The two game changing cashless technologies
The first is the enormous growth of mobile computing devices. Odds are that the majority of your customers have them. They use them to price compare, get directions, get special deals or promotions, and sometimes even navigate through your store. The good thing about these mobile devices is that since most of them can function as a GPS, then by definition, it means they’ve got a GPS locator built in. Without it, they simply couldn’t function to give directions to their users. The importance of this fact will become clear in a moment.
The second is the invention of the digital wallet. This innocuous bit of technology seems absurdly simple on the face of it. It’s just a slight revision on user account data. It’s an app that allows the user to tie his or her banking information to it, but when combined with the first technology in the form of an app built by your company, it becomes a profit driving colossus. Here’s how:
When you build your store’s app, the users of course, have to accept your terms of service. Embedded in those terms is the simple condition that you’re allowed to track and acknowledge the user’s arrival on your premises via the GPS locator in their mobile device. Thus, when the user walks in the door of your business, the store’s computer network makes note of his or her arrival.
Your app either has a user profile page where the user uploads his or her photo (for visual identification verification), or is tied to a Facebook login, and the user’s Facebook photo is used. Also, during the setup routine of your app, the user is asked to give your app access to their digital wallet, or (the alternate configuration) your app serves as a digital wallet and the user is asked to enter their banking information.
In any case, what you’ve just created is a system that “knows” the moment a customer walks in the door, and further, knows who the customer is, and further still, already has their payment information queued up and ready. This makes the actual purchase transaction for all intents and purposes invisible.
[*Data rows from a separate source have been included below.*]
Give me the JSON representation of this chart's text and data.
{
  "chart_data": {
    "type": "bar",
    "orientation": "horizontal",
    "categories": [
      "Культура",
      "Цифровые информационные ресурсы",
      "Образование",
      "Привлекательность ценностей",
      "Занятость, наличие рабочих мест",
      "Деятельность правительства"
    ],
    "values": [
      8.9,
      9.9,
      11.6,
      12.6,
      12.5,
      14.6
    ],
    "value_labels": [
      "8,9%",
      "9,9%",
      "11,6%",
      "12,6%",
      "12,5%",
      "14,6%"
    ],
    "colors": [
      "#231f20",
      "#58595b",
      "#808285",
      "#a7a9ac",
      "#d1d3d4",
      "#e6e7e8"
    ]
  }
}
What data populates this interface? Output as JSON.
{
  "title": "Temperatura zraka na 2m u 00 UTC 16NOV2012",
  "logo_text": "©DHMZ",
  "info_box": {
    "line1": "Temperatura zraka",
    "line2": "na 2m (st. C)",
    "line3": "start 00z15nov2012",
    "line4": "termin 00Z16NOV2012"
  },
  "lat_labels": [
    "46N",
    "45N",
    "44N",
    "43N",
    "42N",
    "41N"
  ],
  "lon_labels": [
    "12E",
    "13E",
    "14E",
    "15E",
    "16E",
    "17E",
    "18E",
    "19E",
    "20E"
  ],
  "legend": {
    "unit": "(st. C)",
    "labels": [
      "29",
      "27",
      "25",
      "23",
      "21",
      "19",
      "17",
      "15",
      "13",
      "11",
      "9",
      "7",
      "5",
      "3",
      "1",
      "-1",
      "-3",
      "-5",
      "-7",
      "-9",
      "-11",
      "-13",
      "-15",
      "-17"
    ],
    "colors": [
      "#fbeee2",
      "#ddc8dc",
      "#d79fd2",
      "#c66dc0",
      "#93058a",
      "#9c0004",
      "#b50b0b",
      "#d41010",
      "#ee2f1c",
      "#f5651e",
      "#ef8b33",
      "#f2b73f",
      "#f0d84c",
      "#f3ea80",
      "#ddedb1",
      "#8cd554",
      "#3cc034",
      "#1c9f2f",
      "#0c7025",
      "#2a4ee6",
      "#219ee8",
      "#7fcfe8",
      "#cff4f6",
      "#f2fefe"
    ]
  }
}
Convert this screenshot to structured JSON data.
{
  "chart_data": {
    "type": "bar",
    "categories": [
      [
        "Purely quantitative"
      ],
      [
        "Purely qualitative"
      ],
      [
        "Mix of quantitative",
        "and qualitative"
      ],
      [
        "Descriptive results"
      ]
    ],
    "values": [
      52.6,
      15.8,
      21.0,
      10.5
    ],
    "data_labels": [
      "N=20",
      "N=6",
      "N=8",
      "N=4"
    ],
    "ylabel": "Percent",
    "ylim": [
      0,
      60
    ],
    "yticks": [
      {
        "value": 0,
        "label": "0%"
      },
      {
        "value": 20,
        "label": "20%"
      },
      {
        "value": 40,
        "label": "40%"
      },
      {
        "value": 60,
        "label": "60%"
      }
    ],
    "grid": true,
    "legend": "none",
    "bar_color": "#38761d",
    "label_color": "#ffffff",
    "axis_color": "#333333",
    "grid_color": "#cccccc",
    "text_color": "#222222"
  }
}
Walk through it in your mind. Fred comes in the door to your coffee shop (or grocery store, or other retail outlet). Your computer system flags his customer account as being active and in-store. When Fred is ready to check out, he walks to the counter. The GPS locator knows his position, and your computer network knows the position of your checkout counters. Therefore, it “knows” when Fred is at the checkout counter and his profile photo is displayed on the cashier’s screen, allowing the cashier to greet the customer by name. Products are scanned, and your customer is done. “Checkout” happens automatically. It is seamless and invisible. As each item is scanned, its cost is deducted from the customer’s digital wallet. There is no wait. There is no final tally, there is no cumbersome checkout procedure, or forgotten PIN’s, or pieces of paper to sign. The transaction just simply happens.
So where does the profitability come in?
This increases your bottom line in two ways. First, checkout throughput is vastly increased. This may enable you to reduce employee headcount slightly, or it may simply alleviate customer complaints about long lines and wait times. Either way, it is a win for you because happy customers are returning customers.
Second, imagine the customer’s perceptions of their experience in your store, versus their experience in a store that has not yet adopted this technology. Who do you think they’ll be shopping with in the future? The store with long lines and frustrating wait times, or the store where they get greeted by name every time, and transactions just “happen?”